Jangan-jangan, itu hanya dalih Mas Gilang saja. Bukannya ibu tadi mengatakan, kalau Mas Fajar tidak segera meminangku, maka Mas Gilang yang akan meminangku? Apakah mereka bersaing?
Aku tersenyum kecut jika mengingat perlakuan Mas Gilang selama ini. Mana mungkin dia mau meminangku. Menatap saja dia seolah enggan. Seringnya hanya tersenyum sinis. Tapi, mengapa tiba-tiba dia melarangku menerima pinangan lelaki bernama Fajar?
Kududukkan badanku ke sisi ranjang. Aku seperti orang linglung. Memikirkan mau dipinang orang saja kepalaku sudah terasa pening. Apalagi Mas Gilang menambah masalah dengan melarangku menerima pinangan lelaki yang akan segera datang berkunjung. Ah, bodo amat!
“Lho, Ndhuk. Kok belum siap-siap?” tanya Bulik Diah. Kepalanya menyembul dari sela-sela pintu. Lalu membuka pintu kamarku dan masuk ke dalam.
“Memang mesti bagaimana tho, Bulik?” tanyaku. Aku rasa aku sudah cukup berpenampilan sopan untuk menemui tamu. Tunik selutut dipadu celana bahan dan jilbab instan.
Bulik Diah menatapku sambil menggelengkan kepalanya. Memang, aku lihat Bulik Diah dan Bude Siti pun memakai baju yang tidak biasa. Tapi bukannya mereka hanya mengatakan bahwa tamu akan datang dan berkenalan saja?
Bulik Diah berjalan ke arah lemari baju di kamarku. Disibakkannya baju yang tergantung disitu. Lalu beliau mengambil salah satu dress yang kupakai terakhir kali di acara wisuda. Dress berbahan satin dengan dipadu broklat.
“Kok pake baju kayak gini?” Aku menggeleng. Keningku berkerut tanda aku tidak mengerti. Bisa-bisa aku jadi salah kostum. Dikira aku ke-GR-an. Toh, katanya hanya kenalan.

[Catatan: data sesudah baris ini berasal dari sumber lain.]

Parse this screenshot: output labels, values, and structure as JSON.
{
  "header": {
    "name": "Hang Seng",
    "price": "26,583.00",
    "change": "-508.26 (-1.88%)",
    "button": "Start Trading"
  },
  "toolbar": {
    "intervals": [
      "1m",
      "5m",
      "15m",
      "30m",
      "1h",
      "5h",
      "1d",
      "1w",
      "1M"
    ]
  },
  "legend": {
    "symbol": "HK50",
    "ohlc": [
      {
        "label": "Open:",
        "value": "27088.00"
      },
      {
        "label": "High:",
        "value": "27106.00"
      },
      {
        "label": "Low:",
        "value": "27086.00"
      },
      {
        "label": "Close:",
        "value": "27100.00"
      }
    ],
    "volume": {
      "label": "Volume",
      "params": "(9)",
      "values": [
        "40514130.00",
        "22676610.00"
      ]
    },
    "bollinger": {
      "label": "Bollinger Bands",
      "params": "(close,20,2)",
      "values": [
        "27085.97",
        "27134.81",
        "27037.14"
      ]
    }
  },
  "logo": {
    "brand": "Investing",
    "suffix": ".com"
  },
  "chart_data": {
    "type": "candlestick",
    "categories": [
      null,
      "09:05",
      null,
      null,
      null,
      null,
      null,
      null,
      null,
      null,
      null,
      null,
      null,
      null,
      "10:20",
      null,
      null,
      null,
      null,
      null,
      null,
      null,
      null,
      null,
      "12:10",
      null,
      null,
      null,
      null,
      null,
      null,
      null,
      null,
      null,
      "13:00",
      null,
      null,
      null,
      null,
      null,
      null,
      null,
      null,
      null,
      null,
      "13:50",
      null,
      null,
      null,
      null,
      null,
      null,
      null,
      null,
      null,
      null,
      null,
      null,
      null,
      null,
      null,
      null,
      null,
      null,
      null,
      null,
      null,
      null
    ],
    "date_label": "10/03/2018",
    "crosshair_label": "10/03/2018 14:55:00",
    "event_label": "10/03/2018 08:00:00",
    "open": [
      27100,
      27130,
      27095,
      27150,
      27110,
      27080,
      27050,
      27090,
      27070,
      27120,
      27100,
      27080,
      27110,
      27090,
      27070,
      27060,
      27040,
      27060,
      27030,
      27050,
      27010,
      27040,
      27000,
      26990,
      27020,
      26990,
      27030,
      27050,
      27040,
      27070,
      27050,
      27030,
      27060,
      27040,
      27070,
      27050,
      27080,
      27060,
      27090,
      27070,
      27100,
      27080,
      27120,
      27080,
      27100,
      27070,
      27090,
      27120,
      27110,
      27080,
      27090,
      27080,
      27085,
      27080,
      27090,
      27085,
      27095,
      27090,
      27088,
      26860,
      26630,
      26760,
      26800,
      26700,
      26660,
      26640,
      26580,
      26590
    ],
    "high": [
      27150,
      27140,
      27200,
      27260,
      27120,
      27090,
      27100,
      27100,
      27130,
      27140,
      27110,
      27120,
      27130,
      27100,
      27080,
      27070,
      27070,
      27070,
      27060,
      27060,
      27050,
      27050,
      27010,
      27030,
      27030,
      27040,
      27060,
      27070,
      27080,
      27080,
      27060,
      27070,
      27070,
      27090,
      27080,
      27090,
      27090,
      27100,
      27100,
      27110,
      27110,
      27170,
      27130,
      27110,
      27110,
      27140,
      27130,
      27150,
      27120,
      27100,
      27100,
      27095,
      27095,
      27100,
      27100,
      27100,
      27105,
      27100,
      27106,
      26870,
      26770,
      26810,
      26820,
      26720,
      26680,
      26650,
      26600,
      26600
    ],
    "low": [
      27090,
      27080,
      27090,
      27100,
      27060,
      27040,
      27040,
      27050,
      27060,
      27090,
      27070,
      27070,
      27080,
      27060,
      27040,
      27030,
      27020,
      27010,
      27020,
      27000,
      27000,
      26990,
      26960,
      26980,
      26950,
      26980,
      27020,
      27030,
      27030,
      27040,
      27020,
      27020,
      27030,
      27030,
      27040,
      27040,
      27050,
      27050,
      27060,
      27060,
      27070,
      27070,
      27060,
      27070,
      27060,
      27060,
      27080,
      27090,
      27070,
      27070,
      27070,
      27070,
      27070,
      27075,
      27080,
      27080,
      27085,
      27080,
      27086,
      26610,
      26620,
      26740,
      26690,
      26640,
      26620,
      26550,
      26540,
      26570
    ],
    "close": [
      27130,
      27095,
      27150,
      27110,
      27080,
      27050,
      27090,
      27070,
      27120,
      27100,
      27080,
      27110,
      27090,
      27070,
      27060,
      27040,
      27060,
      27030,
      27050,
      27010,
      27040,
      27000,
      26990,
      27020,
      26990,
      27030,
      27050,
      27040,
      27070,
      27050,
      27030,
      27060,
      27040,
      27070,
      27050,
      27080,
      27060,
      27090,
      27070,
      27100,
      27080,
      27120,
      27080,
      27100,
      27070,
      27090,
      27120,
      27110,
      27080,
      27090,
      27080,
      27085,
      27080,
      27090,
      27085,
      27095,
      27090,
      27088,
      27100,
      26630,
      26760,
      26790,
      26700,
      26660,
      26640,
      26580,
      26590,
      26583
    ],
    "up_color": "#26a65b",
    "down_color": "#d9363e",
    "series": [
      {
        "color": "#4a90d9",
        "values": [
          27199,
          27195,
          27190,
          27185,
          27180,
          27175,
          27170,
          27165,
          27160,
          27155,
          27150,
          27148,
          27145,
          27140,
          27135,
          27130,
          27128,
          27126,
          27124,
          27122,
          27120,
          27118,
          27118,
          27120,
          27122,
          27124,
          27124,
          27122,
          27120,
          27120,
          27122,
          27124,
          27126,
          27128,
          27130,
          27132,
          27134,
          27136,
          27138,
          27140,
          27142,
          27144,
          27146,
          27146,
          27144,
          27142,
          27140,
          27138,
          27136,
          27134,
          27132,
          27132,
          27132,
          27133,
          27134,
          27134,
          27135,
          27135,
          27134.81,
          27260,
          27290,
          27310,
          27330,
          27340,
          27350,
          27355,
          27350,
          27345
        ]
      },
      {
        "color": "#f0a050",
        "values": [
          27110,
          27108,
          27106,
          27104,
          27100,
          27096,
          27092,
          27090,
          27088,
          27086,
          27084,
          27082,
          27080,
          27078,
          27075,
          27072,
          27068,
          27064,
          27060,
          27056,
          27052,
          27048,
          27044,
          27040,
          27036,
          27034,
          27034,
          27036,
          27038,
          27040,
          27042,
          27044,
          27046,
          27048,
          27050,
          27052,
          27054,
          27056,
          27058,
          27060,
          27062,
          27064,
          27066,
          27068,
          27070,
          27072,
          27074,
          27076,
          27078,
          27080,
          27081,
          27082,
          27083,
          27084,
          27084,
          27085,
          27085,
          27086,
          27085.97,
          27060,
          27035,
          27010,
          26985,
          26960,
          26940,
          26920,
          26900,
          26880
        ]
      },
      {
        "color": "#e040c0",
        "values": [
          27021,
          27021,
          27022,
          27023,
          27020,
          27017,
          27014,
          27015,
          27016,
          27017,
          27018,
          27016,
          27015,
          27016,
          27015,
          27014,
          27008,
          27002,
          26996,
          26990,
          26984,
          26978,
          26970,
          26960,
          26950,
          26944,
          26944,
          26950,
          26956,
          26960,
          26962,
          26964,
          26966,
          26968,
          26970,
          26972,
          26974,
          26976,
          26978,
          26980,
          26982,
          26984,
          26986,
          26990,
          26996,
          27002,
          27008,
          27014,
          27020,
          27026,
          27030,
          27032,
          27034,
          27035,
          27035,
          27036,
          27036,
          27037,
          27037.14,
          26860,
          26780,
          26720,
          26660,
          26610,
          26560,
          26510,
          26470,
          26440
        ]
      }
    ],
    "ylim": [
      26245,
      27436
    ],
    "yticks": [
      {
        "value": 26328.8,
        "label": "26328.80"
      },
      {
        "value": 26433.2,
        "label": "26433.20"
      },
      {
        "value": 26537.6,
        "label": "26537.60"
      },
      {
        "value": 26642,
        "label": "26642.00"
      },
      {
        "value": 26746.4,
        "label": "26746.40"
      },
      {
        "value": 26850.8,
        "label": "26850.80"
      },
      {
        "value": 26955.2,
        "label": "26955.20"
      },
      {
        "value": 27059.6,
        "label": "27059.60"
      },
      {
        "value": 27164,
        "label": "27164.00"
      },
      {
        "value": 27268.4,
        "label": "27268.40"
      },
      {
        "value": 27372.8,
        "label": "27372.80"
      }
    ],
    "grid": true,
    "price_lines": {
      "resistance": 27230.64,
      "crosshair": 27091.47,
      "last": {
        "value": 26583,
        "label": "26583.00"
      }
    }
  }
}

“Sudah kamu pakai saja,” kata Bulik sambil menyuruhku ke kamar mandi untuk cuci muka. Katanya wajahku harus sedikit dirias agar segar. Haduh? Apa lagi ini? Tiba-tiba perasaanku menjadi tidak enak.
Drttttt
Segera kuraih ponsel yang aku taruh di atas meja. Alisku bertaut. Ah iya, baru ingat, nomor Mas Gilang belum kusimpan. Aku memang tidak punya nomor Mas Gilang dari dulu. Buat apa? Orangnya dari dulu jutek dan selalu menolak jika aku meminta tolong, dengan alasan kalau aku ini nyusahin.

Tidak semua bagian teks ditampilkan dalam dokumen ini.